During that week that I was on that food stamp challenge, I went around to a number of food pantries where people were lined up, White and Black, Hispanic and Asian, awaiting the food truck or the tractor-trailer to get there loaded with food so they could get some of it. People lined up several hours before the pantry actually opened just to get some food.

So I can assure you that there are many people out there. And I spoke with many of them. I spoke with one woman who worked three part-time jobs that pay minimum wage. She was trying to take care of a family with that, and was still eligible and needed to have those food stamps.

And so people have lost their jobs and have been offered and accepted new jobs after this economic meltdown caused by Wall Street. People lost jobs. They have accepted part-time jobs--cobbling a few part-time jobs together to try to make ends meet for the entire family. And they need those food stamps.
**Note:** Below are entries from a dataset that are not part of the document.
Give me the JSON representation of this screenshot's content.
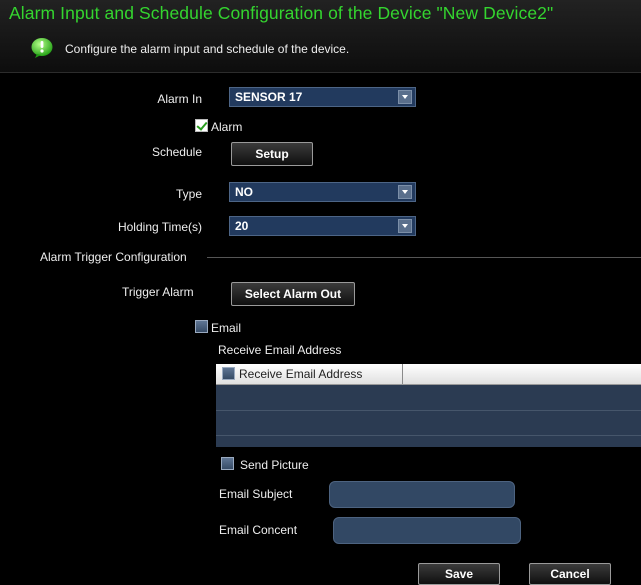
{
  "header": {
    "title": "Alarm Input and Schedule Configuration of the Device \"New Device2\"",
    "subtitle": "Configure the alarm input and schedule of the device.",
    "icon": "info-icon",
    "accent_color": "#34d52f"
  },
  "form": {
    "alarm_in": {
      "label": "Alarm In",
      "value": "SENSOR 17"
    },
    "alarm_checkbox": {
      "label": "Alarm",
      "checked": true
    },
    "schedule": {
      "label": "Schedule",
      "button": "Setup"
    },
    "type": {
      "label": "Type",
      "value": "NO"
    },
    "holding_time": {
      "label": "Holding Time(s)",
      "value": "20"
    }
  },
  "trigger": {
    "section_title": "Alarm Trigger Configuration",
    "trigger_alarm_label": "Trigger Alarm",
    "select_alarm_out_button": "Select Alarm Out",
    "email_checkbox_label": "Email",
    "email_checked": false,
    "receive_email_label": "Receive Email Address",
    "table_header": "Receive Email Address",
    "send_picture_label": "Send Picture",
    "send_picture_checked": false,
    "email_subject_label": "Email Subject",
    "email_subject_value": "",
    "email_content_label": "Email Concent",
    "email_content_value": ""
  },
  "footer": {
    "save_label": "Save",
    "cancel_label": "Cancel"
  }
}
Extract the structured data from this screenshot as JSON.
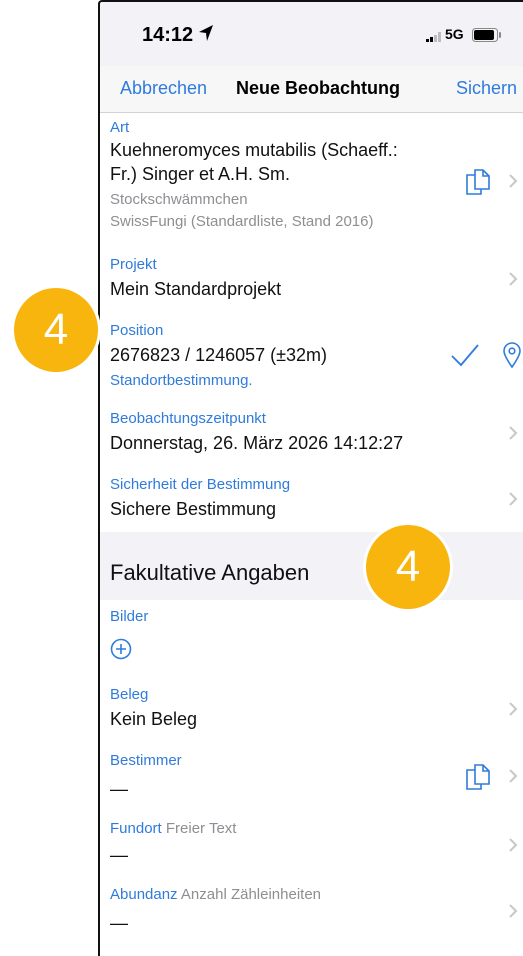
{
  "status_bar": {
    "time": "14:12",
    "network": "5G"
  },
  "navbar": {
    "cancel": "Abbrechen",
    "title": "Neue Beobachtung",
    "save": "Sichern"
  },
  "art": {
    "label": "Art",
    "value_line1": "Kuehneromyces mutabilis (Schaeff.:",
    "value_line2": "Fr.) Singer et A.H. Sm.",
    "common_name": "Stockschwämmchen",
    "list": "SwissFungi (Standardliste, Stand 2016)"
  },
  "projekt": {
    "label": "Projekt",
    "value": "Mein Standardprojekt"
  },
  "position": {
    "label": "Position",
    "value": "2676823 / 1246057 (±32m)",
    "sub": "Standortbestimmung."
  },
  "zeitpunkt": {
    "label": "Beobachtungszeitpunkt",
    "value": "Donnerstag, 26. März 2026 14:12:27"
  },
  "sicherheit": {
    "label": "Sicherheit der Bestimmung",
    "value": "Sichere Bestimmung"
  },
  "section": {
    "title": "Fakultative Angaben"
  },
  "bilder": {
    "label": "Bilder"
  },
  "beleg": {
    "label": "Beleg",
    "value": "Kein Beleg"
  },
  "bestimmer": {
    "label": "Bestimmer",
    "value": "—"
  },
  "fundort": {
    "label": "Fundort",
    "hint": "Freier Text",
    "value": "—"
  },
  "abundanz": {
    "label": "Abundanz",
    "hint": "Anzahl Zähleinheiten",
    "value": "—"
  },
  "badges": {
    "left": "4",
    "right": "4"
  },
  "colors": {
    "accent": "#2f7bdc",
    "badge": "#f7b50e",
    "secondary_text": "#8e8e93"
  }
}
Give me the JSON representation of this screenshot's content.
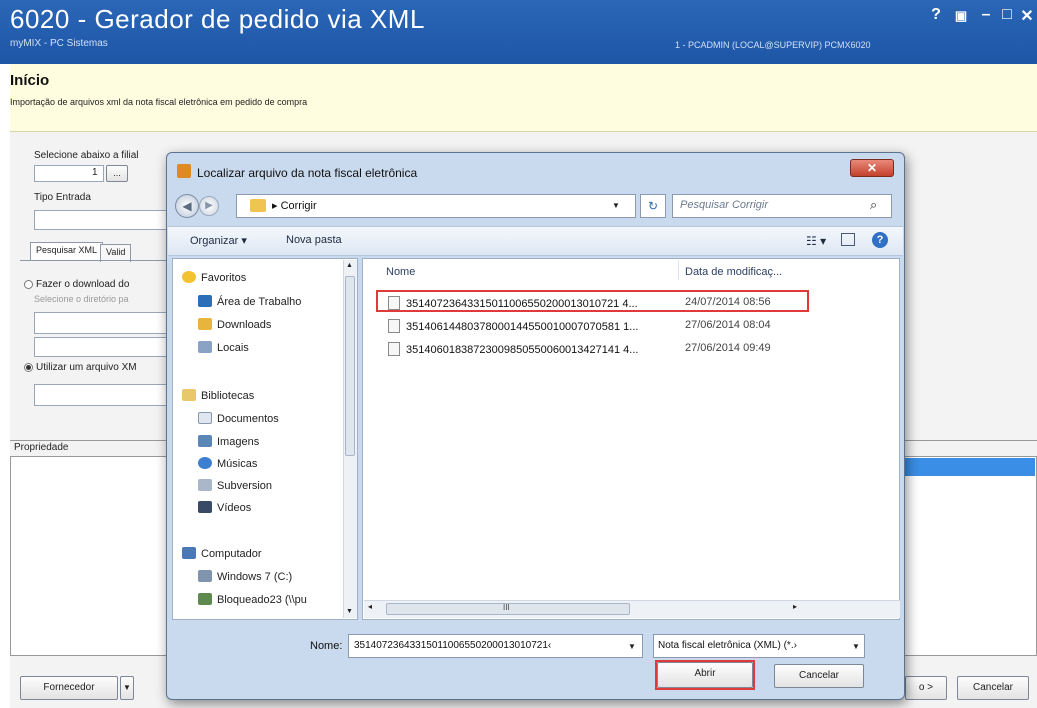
{
  "window": {
    "title": "6020 - Gerador de pedido via XML",
    "subtitle": "myMIX - PC Sistemas",
    "user_info": "1 - PCADMIN (LOCAL@SUPERVIP)  PCMX6020",
    "controls": [
      "?",
      "▣",
      "–",
      "□",
      "✕"
    ]
  },
  "banner": {
    "title": "Início",
    "description": "Importação de arquivos xml da nota fiscal eletrônica em pedido de compra"
  },
  "form": {
    "filial_label": "Selecione abaixo a filial",
    "filial_value": "1",
    "filial_button": "...",
    "tipo_entrada_label": "Tipo Entrada",
    "tabs": [
      "Pesquisar XML",
      "Valid"
    ],
    "radio_download": "Fazer o download do",
    "directory_hint": "Selecione o diretório pa",
    "radio_use_file": "Utilizar um arquivo XM",
    "property_header": "Propriedade",
    "supplier_button": "Fornecedor",
    "next_button": "o >",
    "cancel_button": "Cancelar"
  },
  "dialog": {
    "title": "Localizar arquivo da nota fiscal eletrônica",
    "close": "✕",
    "path": "Corrigir",
    "search_placeholder": "Pesquisar Corrigir",
    "toolbar": {
      "organize": "Organizar ▾",
      "new_folder": "Nova pasta"
    },
    "nav": {
      "favorites": "Favoritos",
      "desktop": "Área de Trabalho",
      "downloads": "Downloads",
      "places": "Locais",
      "libraries": "Bibliotecas",
      "documents": "Documentos",
      "images": "Imagens",
      "music": "Músicas",
      "subversion": "Subversion",
      "videos": "Vídeos",
      "computer": "Computador",
      "drive_c": "Windows 7 (C:)",
      "network": "Bloqueado23 (\\\\pu"
    },
    "columns": {
      "name": "Nome",
      "date": "Data de modificaç..."
    },
    "files": [
      {
        "name": "35140723643315011006550200013010721 4...",
        "date": "24/07/2014 08:56"
      },
      {
        "name": "35140614480378000144550010007070581 1...",
        "date": "27/06/2014 08:04"
      },
      {
        "name": "35140601838723009850550060013427141 4...",
        "date": "27/06/2014 09:49"
      }
    ],
    "name_label": "Nome:",
    "name_value": "35140723643315011006550200013010721‹",
    "file_type": "Nota fiscal eletrônica (XML) (*.›",
    "open_button": "Abrir",
    "cancel_button": "Cancelar",
    "hscroll_mark": "III"
  },
  "colors": {
    "titlebar": "#1e56a6",
    "banner": "#fffde0",
    "highlight": "#e0393a",
    "selection": "#3a8ee6"
  }
}
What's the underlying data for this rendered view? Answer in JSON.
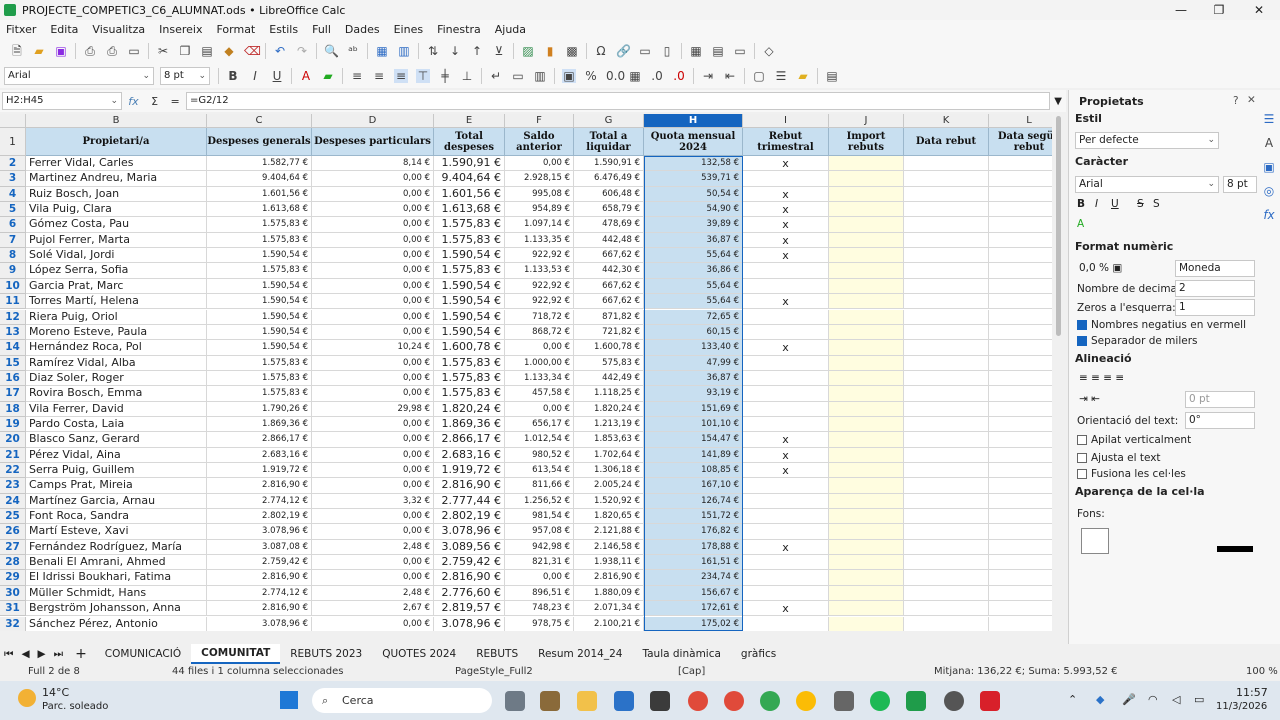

But what my colleagues on the other side of the aisle plan on doing is cutting $40 billion for this next year, 2014. They want to cut $40 billion out of the budget.

The budget is a statement of our values. If you can give farmers crop subsidies--$15 billion, $20 billion per year--and then, by congressional legislation, hide the identity of the recipients of those crop subsidy payments that you, the taxpayer, give to the insurance companies on behalf of the farmers; then what you do, you give the insurance companies, you offset their administrative and operating cost in operating that program, we pay them billions of dollars a year. So, as it ends up, over $100 billion in a 10-year period, crop insurance for people who don't need it. And we're going to cut food stamps today $40 billion? That's not the values that America stands for. I will be voting against that legislation.